Durante a divulgação do filme, o diretor Bill Condon havia prometido um "momento exclusivamente gay" que marcaria um "ponto de virada" na representatividade LGBTQIA+ nas animações e filmes familiares. A declaração causou agitação na mídia e até protestos em países mais conservadores. No entanto, ao ver o filme, a maioria dos espectadores encontrou uma abordagem tímida, quase invisível, do que poderia ter sido um avanço simbólico significativo.
“Foi como se a Disney dissesse ‘olha, estamos fazendo algo’, mas sem realmente fazer”, comenta a pesquisadora de mídia e gênero Carla Fernandes. “Eles criaram alarde em cima de uma inclusão que mal é perceptível. É uma estratégia de marketing, não de representatividade real.”
Outro ponto controverso foi a própria escolha de LeFou como veículo dessa representatividade. No filme original de 1991, LeFou já era um personagem cômico, submisso e obcecado por Gaston — características que, décadas depois, foram mantidas, ainda que com nuances mais humanas na versão de Josh Gad. No entanto, sua identidade gay é conectada a essa mesma caricatura de homem efeminado, patético e exagerado, o que muitos consideram uma repetição de estereótipos prejudiciais.
“O problema não é ele ser gay. O problema é ele ser o bobo da corte, o escada do vilão, o que nunca é levado a sério. Isso reforça a ideia de que personagens queer não são dignos de profundidade”, afirma o crítico cultural Diego Mendonça.
A decisão da Disney de limitar o “momento gay” a poucos segundos e sem impacto na trama principal é vista por muitos como um exemplo clássico de "inclusão segura": uma tentativa de agradar ao público progressista sem perder o mercado conservador.

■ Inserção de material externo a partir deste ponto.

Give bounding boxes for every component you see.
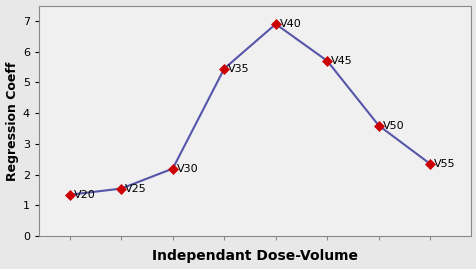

A cena é tão rápida que pôde ser facilmente cortada em países onde a homossexualidade ainda é tabu, o que de fato aconteceu em algumas versões internacionais.

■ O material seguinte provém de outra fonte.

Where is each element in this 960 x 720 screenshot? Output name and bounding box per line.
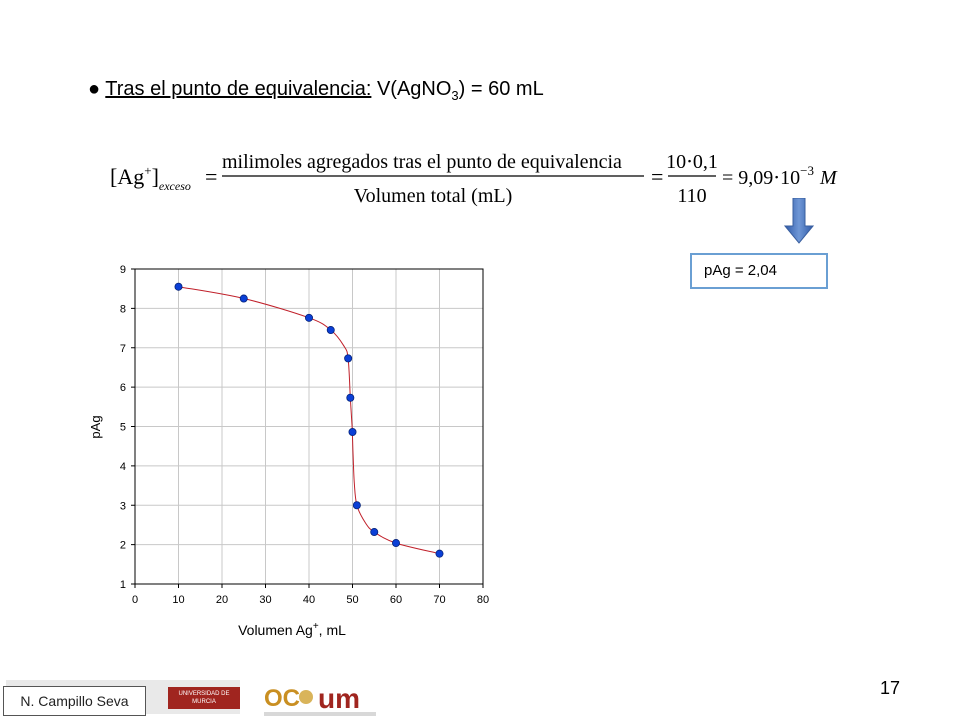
x-axis-label: Volumen Ag+, mL: [238, 621, 346, 638]
data-point: [326, 326, 335, 335]
data-point: [346, 393, 355, 402]
data-point: [304, 313, 313, 322]
y-tick-label: 2: [120, 540, 126, 552]
y-tick-label: 9: [120, 264, 126, 276]
x-tick-label: 20: [216, 594, 228, 606]
formula-denominator: Volumen total (mL): [354, 185, 513, 207]
university-logo: UNIVERSIDAD DE MURCIA: [168, 687, 240, 709]
y-tick-label: 5: [120, 422, 126, 434]
x-tick-label: 30: [259, 594, 271, 606]
ocw-um-logo: OC um: [264, 683, 376, 716]
y-axis-label: pAg: [88, 415, 103, 438]
svg-text:=: =: [205, 164, 217, 189]
y-tick-label: 1: [120, 579, 126, 591]
data-point: [391, 539, 400, 548]
page-number: 17: [880, 678, 901, 698]
data-point: [352, 501, 361, 510]
x-axis-ticks: 0 10 20 30 40 50 60 70 80: [132, 584, 489, 606]
x-tick-label: 50: [346, 594, 358, 606]
y-tick-label: 3: [120, 500, 126, 512]
svg-text:=: =: [651, 164, 663, 189]
author-label: N. Campillo Seva: [3, 686, 146, 716]
x-tick-label: 70: [433, 594, 445, 606]
down-arrow-icon: [784, 198, 814, 244]
y-axis-ticks: 1 2 3 4 5 6 7 8 9: [120, 264, 135, 591]
data-points: [174, 282, 444, 558]
data-point: [344, 354, 353, 363]
slide-heading: ● Tras el punto de equivalencia: V(AgNO3…: [88, 78, 544, 103]
x-tick-label: 10: [172, 594, 184, 606]
pag-result-text: pAg = 2,04: [704, 262, 777, 279]
formula-result: = 9,09⋅10−3 M: [722, 163, 838, 189]
formula-lhs: [Ag+]exceso: [110, 163, 191, 193]
data-point: [239, 294, 248, 303]
concentration-formula: [Ag+]exceso = milimoles agregados tras e…: [110, 151, 838, 207]
x-tick-label: 60: [390, 594, 402, 606]
x-tick-label: 40: [303, 594, 315, 606]
bullet: ●: [88, 78, 101, 100]
heading-expression: V(AgNO3) = 60 mL: [376, 78, 544, 103]
data-point: [174, 282, 183, 291]
heading-label: Tras el punto de equivalencia:: [105, 78, 372, 100]
svg-text:OC: OC: [264, 685, 300, 712]
svg-text:um: um: [318, 683, 360, 714]
x-tick-label: 80: [477, 594, 489, 606]
formula-numerator-2: 10⋅0,1: [666, 151, 718, 173]
data-point: [435, 549, 444, 558]
y-tick-label: 6: [120, 382, 126, 394]
y-tick-label: 7: [120, 343, 126, 355]
data-point: [370, 528, 379, 537]
y-tick-label: 8: [120, 303, 126, 315]
pag-result-box: pAg = 2,04: [690, 253, 828, 289]
titration-chart: 0 10 20 30 40 50 60 70 80 1 2 3 4 5 6 7 8 9 Volumen Ag+,…: [88, 264, 489, 638]
data-point: [348, 428, 357, 437]
formula-numerator: milimoles agregados tras el punto de equ…: [222, 151, 622, 173]
formula-denominator-2: 110: [677, 185, 706, 207]
x-tick-label: 0: [132, 594, 138, 606]
y-tick-label: 4: [120, 461, 126, 473]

Essa prática — conhecida como "rainbow capitalism" ou "representatividade tokenizada" — tem sido cada vez mais criticada: empresas se dizem aliadas da causa LGBTQIA+ quando é conveniente, mas recuam diante de qualquer risco real ou pressão política.
Ainda que se possa considerar a inclusão de LeFou como um pequeno marco histórico na Disney, o gesto acabou tendo mais valor simbólico do que real. O personagem não tem um arco amoroso, não fala sobre sua sexualidade e não tem impacto na história além do alívio cômico. A expectativa por um personagem queer complexo, tridimensional e com relevância na trama continua sendo adiada.

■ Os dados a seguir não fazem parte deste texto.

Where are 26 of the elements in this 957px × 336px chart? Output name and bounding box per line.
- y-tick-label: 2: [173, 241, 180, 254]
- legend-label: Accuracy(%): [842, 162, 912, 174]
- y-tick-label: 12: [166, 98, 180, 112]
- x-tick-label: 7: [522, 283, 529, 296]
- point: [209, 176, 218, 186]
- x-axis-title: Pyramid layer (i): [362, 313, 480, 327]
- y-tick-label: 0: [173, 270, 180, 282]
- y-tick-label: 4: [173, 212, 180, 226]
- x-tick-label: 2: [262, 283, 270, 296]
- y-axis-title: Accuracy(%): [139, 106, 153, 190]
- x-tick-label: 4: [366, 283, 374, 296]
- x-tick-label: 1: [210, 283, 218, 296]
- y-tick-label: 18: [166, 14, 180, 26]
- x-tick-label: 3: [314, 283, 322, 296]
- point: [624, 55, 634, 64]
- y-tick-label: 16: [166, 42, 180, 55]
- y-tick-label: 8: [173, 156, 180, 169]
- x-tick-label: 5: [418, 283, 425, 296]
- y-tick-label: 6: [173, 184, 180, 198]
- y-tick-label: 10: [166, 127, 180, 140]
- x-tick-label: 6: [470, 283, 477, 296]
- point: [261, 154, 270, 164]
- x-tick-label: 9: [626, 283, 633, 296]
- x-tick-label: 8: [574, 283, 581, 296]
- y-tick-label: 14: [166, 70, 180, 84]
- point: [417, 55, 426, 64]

LeFou pode ter sido o “primeiro personagem gay da Disney”, mas sua breve aparição como tal revela mais sobre os limites da empresa do que sobre seu compromisso com a diversidade. O gesto foi, no máximo, um passo tímido em uma longa estrada que ainda precisa ser percorrida com mais coragem, consistência e autenticidade.
Porque, no fim das contas, não basta dançar por dois segundos. Representatividade real exige dançar a história inteira.